Monday, September 14, 2009

Blackpool And Its Troublesome Pensioners.

Well, it’s pissing down here in Benidorm so I’d better hurry up and finish this before my electric goes off. The weather was glorious when I left from Yeadon airport on Saturday (That’s Leeds/Bradford to you), and it’s been a little, er... changeable since I got back. Enjoyed my time in Blackpool doing knack all. I’ve got a soft spot for the old place alright and it’s nice to see that they’re spending a fair old wad in an effort to drag it up from its wellington boots in an effort to propel it kicking and screaming into the 21st Century. However I can’t really condone its zero tolerance policy towards law abiding middle aged men. I’ve been left scratching my head at instances such as my uncle Eddie (who’s 65) being refused service in “Churchills” pub for having the temerity to enjoy himself, us lot being chucked out of “Flares” for “dancing too vociferously” (try doing that to “Bucks Fizz”), and me being followed to the promenade before being ludicrously accused of stealing a “Daily Mail” from W.H. Smiths by a security man and his vacant looking sidekick the store detective. That was hilarious and worthy of a blog all of its own.
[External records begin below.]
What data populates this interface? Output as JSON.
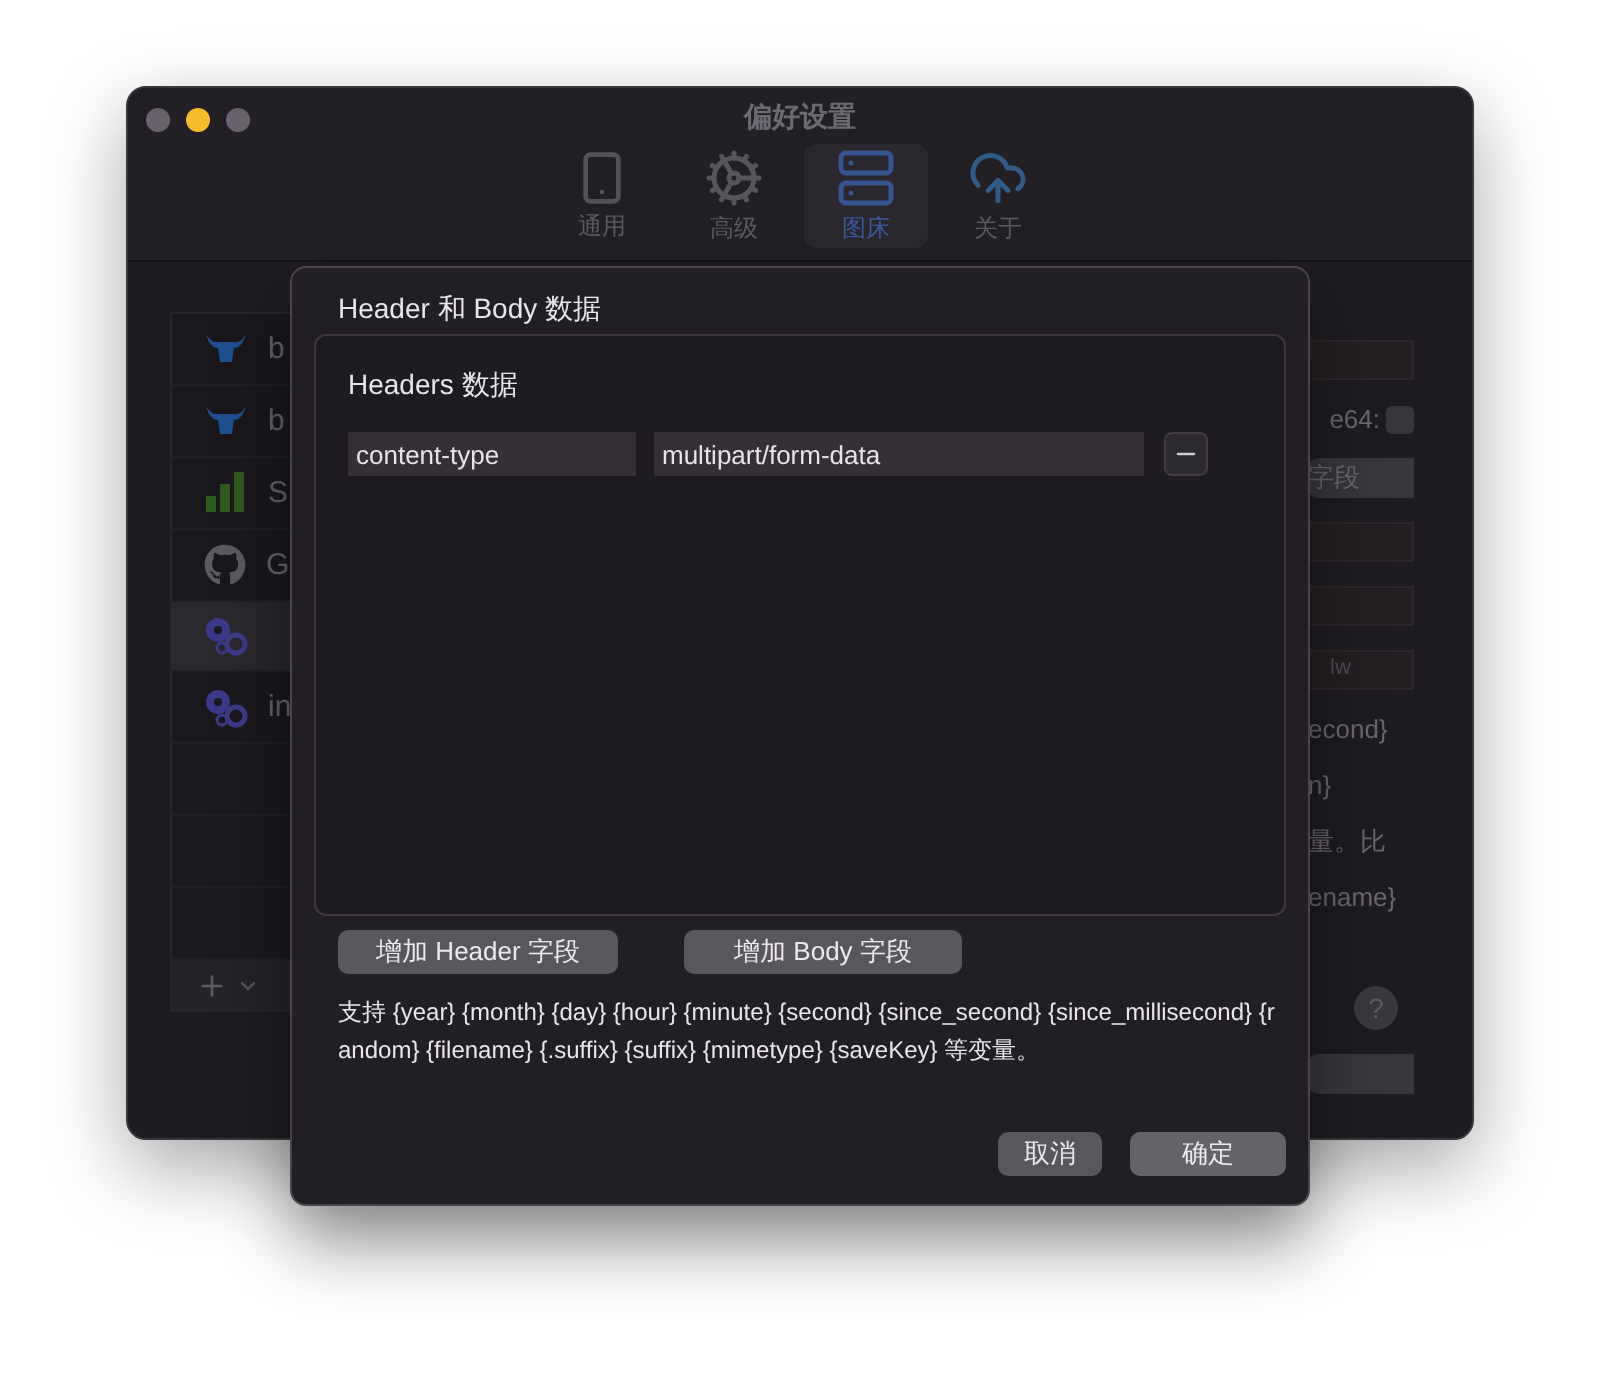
{
  "window": {
    "title": "偏好设置",
    "controls": [
      {
        "color": "#67626b"
      },
      {
        "color": "#f6bd2e"
      },
      {
        "color": "#67626b"
      }
    ]
  },
  "toolbar": [
    {
      "label": "通用",
      "kind": "general",
      "selected": false
    },
    {
      "label": "高级",
      "kind": "advanced",
      "selected": false
    },
    {
      "label": "图床",
      "kind": "hosts",
      "selected": true
    },
    {
      "label": "关于",
      "kind": "about",
      "selected": false
    }
  ],
  "sidebar": {
    "items": [
      {
        "label": "b",
        "kind": "bull",
        "selected": false
      },
      {
        "label": "b",
        "kind": "bull",
        "selected": false
      },
      {
        "label": "S",
        "kind": "bars",
        "selected": false
      },
      {
        "label": "G",
        "kind": "cat",
        "selected": false
      },
      {
        "kind": "gears",
        "selected": true
      },
      {
        "label": "in",
        "kind": "gears",
        "selected": false
      }
    ]
  },
  "settings_pane": {
    "items": [
      {
        "kind": "field"
      },
      {
        "kind": "checkbox",
        "label": "e64:",
        "checked": false
      },
      {
        "kind": "button",
        "label": "字段"
      },
      {
        "kind": "field"
      },
      {
        "kind": "field"
      },
      {
        "kind": "field",
        "value": "lw"
      },
      {
        "kind": "text",
        "lines": [
          "econd}",
          "n}",
          "量。比",
          "ename}"
        ]
      },
      {
        "kind": "help",
        "label": "?"
      },
      {
        "kind": "button"
      }
    ]
  },
  "dialog": {
    "title": "Header 和 Body 数据",
    "headers": {
      "title": "Headers 数据",
      "rows": [
        {
          "key": "content-type",
          "value": "multipart/form-data"
        }
      ]
    },
    "add_buttons": [
      "增加 Header 字段",
      "增加 Body 字段"
    ],
    "hint": "支持 {year} {month} {day} {hour} {minute} {second} {since_second} {since_millisecond} {random} {filename} {.suffix} {suffix} {mimetype} {saveKey} 等变量。",
    "buttons": [
      {
        "label": "取消",
        "kind": "secondary"
      },
      {
        "label": "确定",
        "kind": "primary"
      }
    ]
  }
}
The worrying thing is that I’ve picked up this back injury, not as you might think as a result of tottering down the east coast with a rucksack the same size as myself perched at my rear, or from scurrying about on all fours in my snug sized tent (there was only one bit in the middle where I could actually sit up). Oh no, that was no trouble, even the old knees didn’t come up like Kenny Ball’s cheeks and were as good as gold. No, the back went doing, er.... precisely nothing! Can’t for the life of me remember doing anything particularly over zealous, say, lifting a particularly heavy looking pint pot, or fending off one of the Blackpool Loons on giro day, but it hurts like hell anyway. It looks like being a long wait before I can resume my evening show – I’ve got a dozen quick changes in that, - but I can’t even put me socks on at the moment! So looks like I’ve got a few more mornings of abseiling down the side of the bed on a sheet first thing in the morning and biting the pillow as I stagger to my feet like somebody who has just been shot.